The first of these questions concerned the Privy Council last week in Bowe v R (Bahamas) [2006] UKPC 9 (8 March 2006). The issue involved detailed analysis of legislation, but in essence the question came down to whether the death penalty was mandatory in the Bahamas in 1973, notwithstanding that cases had been conducted on the basis that it was.

The Privy Council answered the conundrum this way (para 42):

“… it took some time for the legal effect of entrenched human rights guarantees to be appreciated, not because the meaning of the rights changed but because the jurisprudence on human rights and constitutional adjudication was unfamiliar and, by some courts, resisted.”

Further, it would be wrong to answer the question by now trying to assess what chance the argument would have had of being accepted in 1973.
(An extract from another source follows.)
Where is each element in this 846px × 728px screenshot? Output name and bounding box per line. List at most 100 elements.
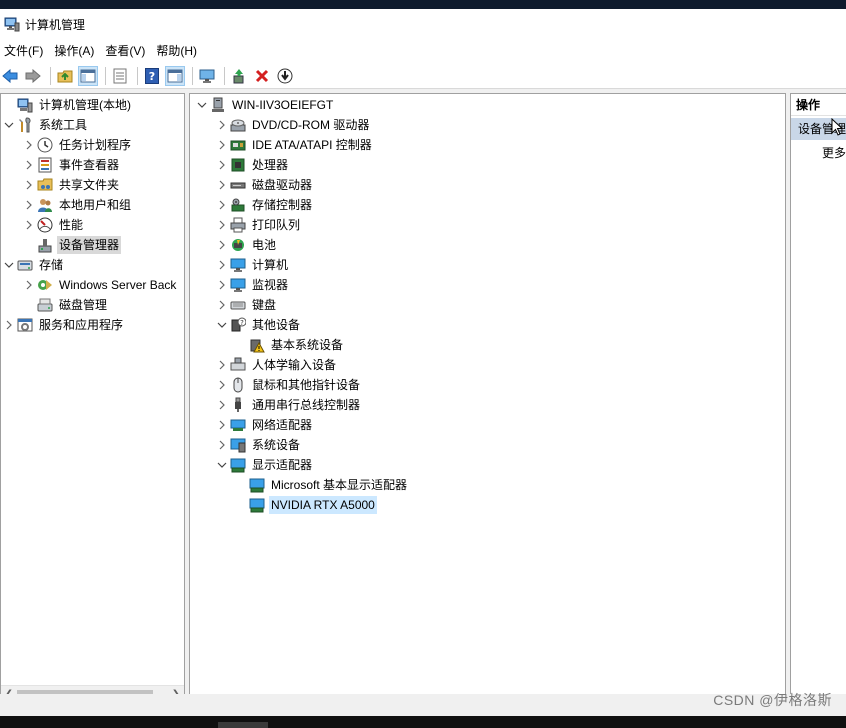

“The task is to ascertain what the law, correctly understood, was at the relevant time, unaffected by later legal developments, since that is plainly the law which should have been declared had the challenge been presented then.” (ibid)


“It matters little what lawyers and judges might have thought in their own minds: in the context of a codified Constitution, what matters is what the Constitution says and what it has been interpreted to mean. In 1973 there was no good authority contrary to the appellants’ argument, and much to support it. In the final resort, the most important consideration is that those who are entitled to the protection of human rights guarantees should enjoy that protection. The appellants should not be denied such protection because, a quarter century before they were condemned to death, the law was not fully understood.” (ibid)

At this point, it seems to be only a subsidiary consideration that there was no authority to the contrary as at 1973, as the governing matter (“the final resort”) is that those who are entitled to human rights protection should be entitled to enjoy that protection. Question-begging, of course, as the issue was whether the people were (not “are”) entitled to that protection.

Not to worry, for in Bowe the death sentences were quashed because the law as at 1973 was that the sentence was discretionary, not mandatory.

This interpretation was therefore carried through to the present pursuant to the legislative provisions. The cases of the two appellants were remitted for consideration of the appropriate penalty.

It seems, consequently, that we are governed by laws that we have not yet discovered, and may not be discovered until we are all dead.